Kendi dışındaki öznelerin sorun tanımını benimseyen, kendi dışındaki öznelerin çabalarından kendi için bir çözüm uman, kendi dışındaki öznelerin sorundaki rolünü abartan kesimlerin, zaman içerisinde sorunları büyümektedir. Kıbrıslı Türkler uzun bir süre kendi inisyatiflerini Türkiye Cumhuriyeti’ne devrederek çözüm ummuşlardır. Şimdi de birçok Kıbrıslı Türk, TC yerine AB’den veya BM’den çözüm ummaktadır. Oysa TC’nin çözebileceği sadece kendi Kıbrıs sorunuyken, AB veya BM için de farklı bir durum söz konusu değildir. Ve TC’nin, AB’nin veya BM’nin sorununu çözen her çözüm, Kıbrıslı Türklerin sorununu büyütecektir. Aynısının sorunda çıkarı olan tüm diğer özneler için de geçerli olduğunu söylemeye gerek yok.
Bu hatanın tam tersi gibi görünen ancak aynı içeriğe sahip bir diğer hata ise herhangi bir öznenin kendi dışındaki diğer özneleri tamamen görmezden gelerek hareket etmesidir. Bu hata da bir dönem Kıbrıslı Elenler tarafından yapılmış, Soğuk Savaş atmosferinden kaynaklı nispi serbestlik nedeniyle sorunu sadece kendi çıkarları doğrultusunda çözebileceğini düşünen Kıbrıslı Elen liderliğin hüsranıyla sonuçlanmıştır. Oysa Kıbrıs sorunu ne sadece içeride yaşanan olayların ne de dışarıdan kaynaklı müdahalelerin bir sonucudur. Bu yüzden de ne içeriyi ne de dışarıyı görmezden gelebiliriz.
Brendan O’Malley ve Ian Craig’ın kitabı “Kıbrıs Komplosu”, Kıbrıs’ın ABD için nasıl bir sorun haline geldiğini, ABD’nin bu sorunu çözmek için nasıl yöntemler denediğini ve gelişen olaylardan faydalanarak diğer özneleri kendi geçici nitelikli çözümüne doğru nasıl yönlendirdiğini anlatıyor.
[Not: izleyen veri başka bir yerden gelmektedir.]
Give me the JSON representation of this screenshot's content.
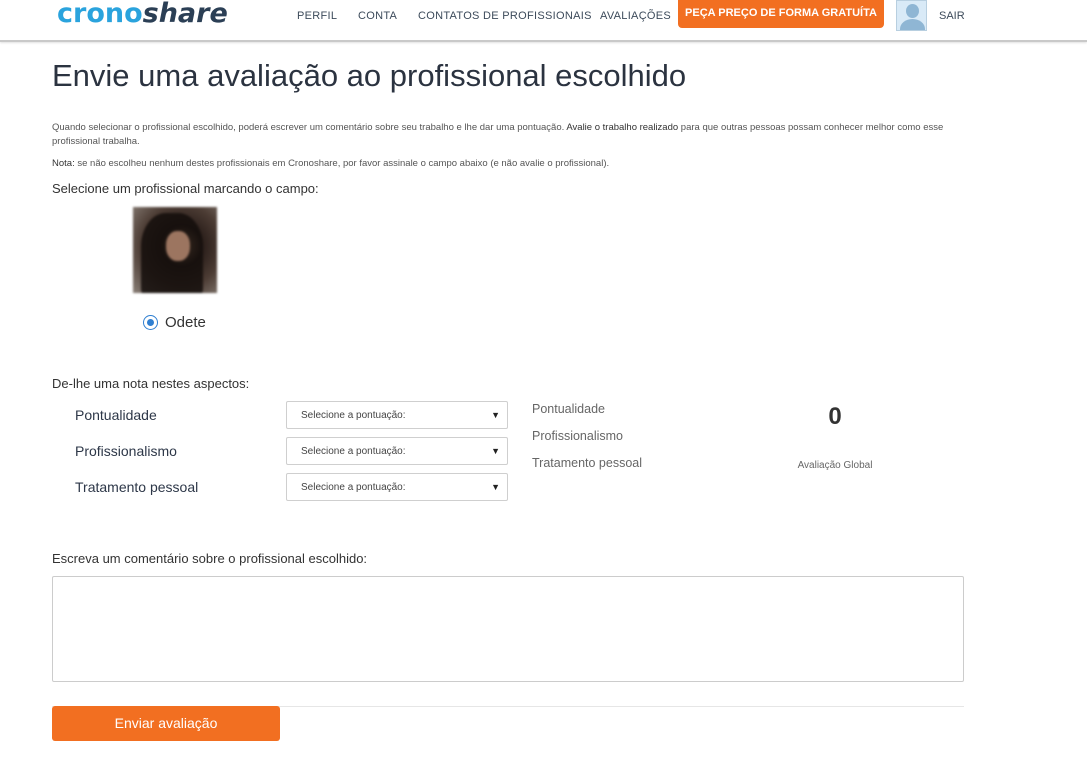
{
  "header": {
    "logo": {
      "part1": "crono",
      "part2": "share"
    },
    "nav": [
      "PERFIL",
      "CONTA",
      "CONTATOS DE PROFISSIONAIS",
      "AVALIAÇÕES"
    ],
    "cta_label": "PEÇA PREÇO DE FORMA GRATUÍTA",
    "logout_label": "SAIR"
  },
  "page": {
    "title": "Envie uma avaliação ao profissional escolhido",
    "intro_part1": "Quando selecionar o profissional escolhido, poderá escrever um comentário sobre seu trabalho e lhe dar uma pontuação. ",
    "intro_strong": "Avalie o trabalho realizado",
    "intro_part2": " para que outras pessoas possam conhecer melhor como esse profissional trabalha.",
    "note_label": "Nota:",
    "note_text": " se não escolheu nenhum destes profissionais em Cronoshare, por favor assinale o campo abaixo (e não avalie o profissional).",
    "select_prompt": "Selecione um profissional marcando o campo:"
  },
  "professional": {
    "name": "Odete",
    "selected": true
  },
  "rating": {
    "prompt": "De-lhe uma nota nestes aspectos:",
    "aspects": [
      "Pontualidade",
      "Profissionalismo",
      "Tratamento pessoal"
    ],
    "select_placeholder": "Selecione a pontuação:",
    "summary": [
      "Pontualidade",
      "Profissionalismo",
      "Tratamento pessoal"
    ],
    "global_score": "0",
    "global_label": "Avaliação Global"
  },
  "comment": {
    "label": "Escreva um comentário sobre o profissional escolhido:",
    "value": ""
  },
  "submit_label": "Enviar avaliação",
  "colors": {
    "accent": "#f26f21",
    "brand_blue": "#2aa3dd",
    "brand_dark": "#2b3f55",
    "radio": "#2f7fd1"
  }
}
Kitabın etkileyici yönü, ABD’nin en önemli müttefiki Birleşik Krallık’ın ve hatta bazı kendi dış politika uzmanlarının dahi bilgi ve iradeleri dışında “ABD çözümü”ne doğru nasıl yönlendirildiklerini ustalıkla aktarmasıdır. 15 Temmuz faşist Yunan Darbesi ile 20 Temmuz Türk işgali arasındaki ilişkinin doğrusal değil dolaylı olduğu ama tesadüfi de olmadığı okurlar tarafından net bir şekilde görülebilecektir. Perde gerisinden olayları yöneten Henry Kissinger’in aslında çok daha önceden hazırlanmış bir planı farklı araçlarla uygulayan usta bir pratisyen olarak algılanması gerekiyor. Kitapta Henry Kissinger’in ABD içinde hangi kesimlerin temsilcisi olarak hareket ettiği veya Birleşik Krallık içerisinde ittifak halinde olduğu bir kesim olup olmadığı noktaları boşlukta bırakılmıştır. Bunun yanında Kıbrıs içerisinde yaşanan gelişmeler, Kıbrıslı Türk ve Kıbrıslı Elenlerin silahlı çatışmaları dışında pek de kitabın kapsamına alınmamıştır. Kitap, eksiksiz bir Kıbrıs tarihi olarak değil, bütünün parçalarından birisi olarak belki de 1974 temmuz ayını anlamak bakımından en önemli parça olarak algılanmalıdır.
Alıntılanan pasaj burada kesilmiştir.